The lawsuit, filed Wednesday, Oct. 25, by Darby Quezada, 44, and Dawn Todd, 50, in Los Angeles County Superior Court, accuses United Airlines of racial and religious discrimination. Quezada is of Black, Mexican and Jewish descent and Todd is Black. Both have worked for United for more than 15 years.
“Major American corporations like United Airlines must understand that it is illegal to make staffing decisions based on an employee’s race and looks, even if it is meant to please major clients like the Los Angeles Dodgers,” attorney Sam S. Yebri said in a prepared statement. “United’s blatantly discriminatory staffing decisions allowed the cancer of racism and antisemitism to metastasize on the flights themselves.”
United Airlines denied the accusations.
“United fosters an environment of inclusion and does not tolerate discrimination of any kind. We believe this lawsuit is without merit and intend to defend ourselves vigorously,” said United Airlines spokesman Charles Hobart.
Dodgers management declined to comment.
“We do not comment on any pending litigation,” said Joe Jareck, senior director of public relations for the Dodgers, in an email.

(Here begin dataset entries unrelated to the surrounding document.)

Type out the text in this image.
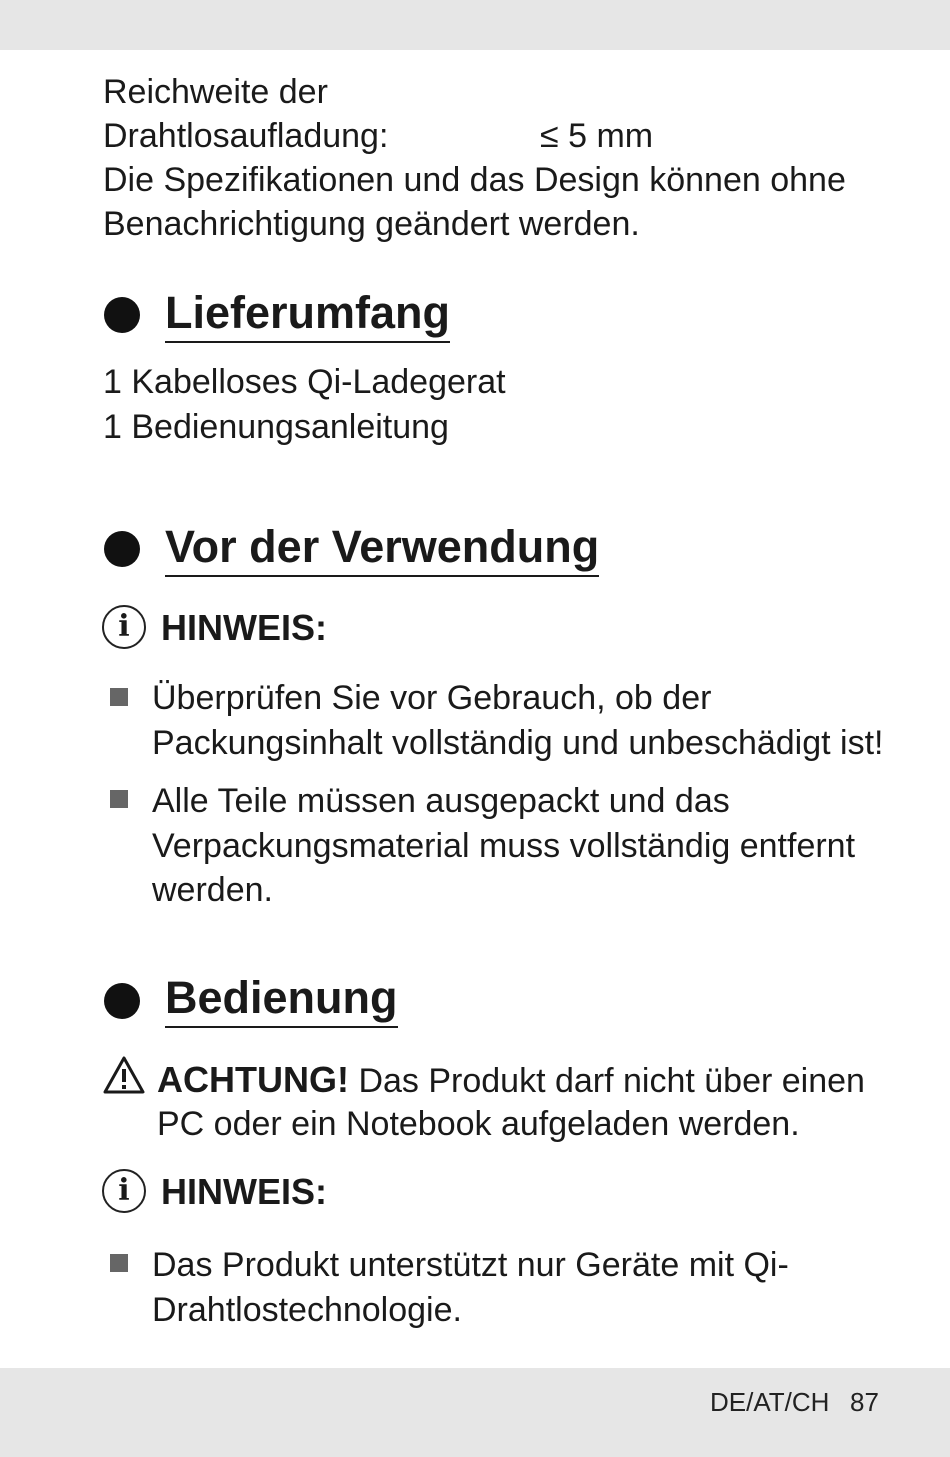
Reichweite der
Drahtlosaufladung:	≤ 5 mm
Die Spezifikationen und das Design können ohne
Benachrichtigung geändert werden.
Lieferumfang
1 Kabelloses Qi-Ladegerat
1 Bedienungsanleitung
Vor der Verwendung
i HINWEIS:
Überprüfen Sie vor Gebrauch, ob der
Packungsinhalt vollständig und unbeschädigt ist!
Alle Teile müssen ausgepackt und das
Verpackungsmaterial muss vollständig entfernt
werden.
Bedienung
ACHTUNG! Das Produkt darf nicht über einen
PC oder ein Notebook aufgeladen werden.
i HINWEIS:
Das Produkt unterstützt nur Geräte mit Qi-
Drahtlostechnologie.
DE/AT/CH 87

It is the second time in three years that United Airlines has been sued by minority flight attendants for its allegedly discriminating staffing practices on charter flights for collegiate and professional sports teams. The first lawsuit was settled, resulting in the addition of Quezada and Todd to the charter crew, Yebri said.

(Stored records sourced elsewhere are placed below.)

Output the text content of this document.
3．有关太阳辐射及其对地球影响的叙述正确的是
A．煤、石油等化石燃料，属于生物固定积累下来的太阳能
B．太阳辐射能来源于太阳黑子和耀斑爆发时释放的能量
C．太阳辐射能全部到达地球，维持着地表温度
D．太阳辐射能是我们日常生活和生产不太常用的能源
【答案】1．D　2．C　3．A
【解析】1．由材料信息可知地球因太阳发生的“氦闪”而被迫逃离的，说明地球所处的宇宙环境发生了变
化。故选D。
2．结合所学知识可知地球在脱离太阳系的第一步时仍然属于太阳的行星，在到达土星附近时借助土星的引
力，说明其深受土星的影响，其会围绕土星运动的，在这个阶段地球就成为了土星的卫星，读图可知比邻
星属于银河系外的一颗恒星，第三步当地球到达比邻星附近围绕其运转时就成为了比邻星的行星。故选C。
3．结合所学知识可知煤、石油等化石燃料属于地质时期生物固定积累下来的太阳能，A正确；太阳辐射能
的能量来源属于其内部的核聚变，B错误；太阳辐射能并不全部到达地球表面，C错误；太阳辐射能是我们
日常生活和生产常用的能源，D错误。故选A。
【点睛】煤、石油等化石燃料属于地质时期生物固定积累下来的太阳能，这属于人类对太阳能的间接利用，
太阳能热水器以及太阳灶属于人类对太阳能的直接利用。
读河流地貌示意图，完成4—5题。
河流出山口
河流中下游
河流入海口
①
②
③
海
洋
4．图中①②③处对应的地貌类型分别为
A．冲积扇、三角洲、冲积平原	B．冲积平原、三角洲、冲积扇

“United’s charter airline program for professional sports teams has a long, troubled history,” said the latest lawsuit. “For years, United’s Inflight Charter Program has been riddled with allegations of discrimination, racism and sexism.”

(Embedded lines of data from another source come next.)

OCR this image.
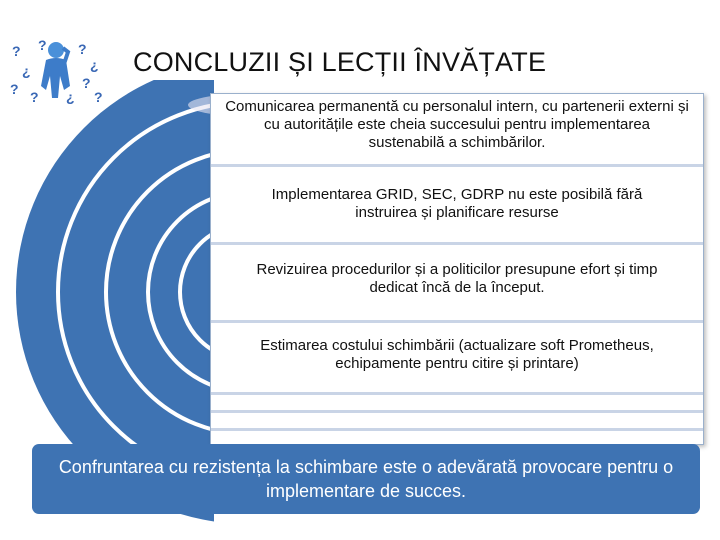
?
¿
? ?
?
¿
?
?
¿
?
CONCLUZII ȘI LECȚII ÎNVĂȚATE
Comunicarea permanentă cu personalul intern, cu partenerii externi și cu autoritățile este cheia succesului pentru implementarea sustenabilă a schimbărilor.
Implementarea GRID, SEC, GDRP nu este posibilă fără instruirea și planificare resurse
Revizuirea procedurilor și a politicilor presupune efort și timp dedicat încă de la început.
Estimarea costului schimbării (actualizare soft Prometheus, echipamente pentru citire și printare)
Confruntarea cu rezistența la schimbare este o adevărată provocare pentru o implementare de succes.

Working the Dodgers charter flights is considered a plum assignment. Crew members earn more money for longer flights, receive premium accommodations and higher per diem compensation, and often receive valuable sporting event tickets, field passes and rare sports merchandise, the suit said.
After extensive interviews, Quezada was chosen for the program in 2020 and Todd in 2022. Later that year, several White, female attendants were hired for the program without having to interview, the suit alleged.
“When Todd and Quezada asked United why certain flight attendants were added to the ‘dedicated crew’ or ‘dedicated list’ without having to interview like they did, Todd and Quezada were told that these White flight attendants fit a ‘certain look’ that the Dodgers’ players liked,” the suit claimed.
Quezada and Todd also alleged they were subjected to racist conduct by some of the other charter attendants. Quezada said she was referred by attendants as the “flight maid” because they needed a Mexican to clean the bathrooms. Quezada also was derided for the size of her hips and for being Jewish, the suit said.
Their complaints to United Airlines management went unheeded.
The alleged discrimination caused Quezada and Todd to suffer “severe panic attacks, vomiting, migraines, anxiety, loss of self-esteem, humiliation, the inability to eat, loss of sleep, and emotional distress, which has required psychological treatment,” said the suit.
The attendants are seeking unspecified damages and demanding a jury trial.
“The unrelenting racist and antisemitic comments were demoralizing and dehumanizing,” Quezada said in a prepared statement. “Blatant discrimination like this should not be tolerated in 2023.”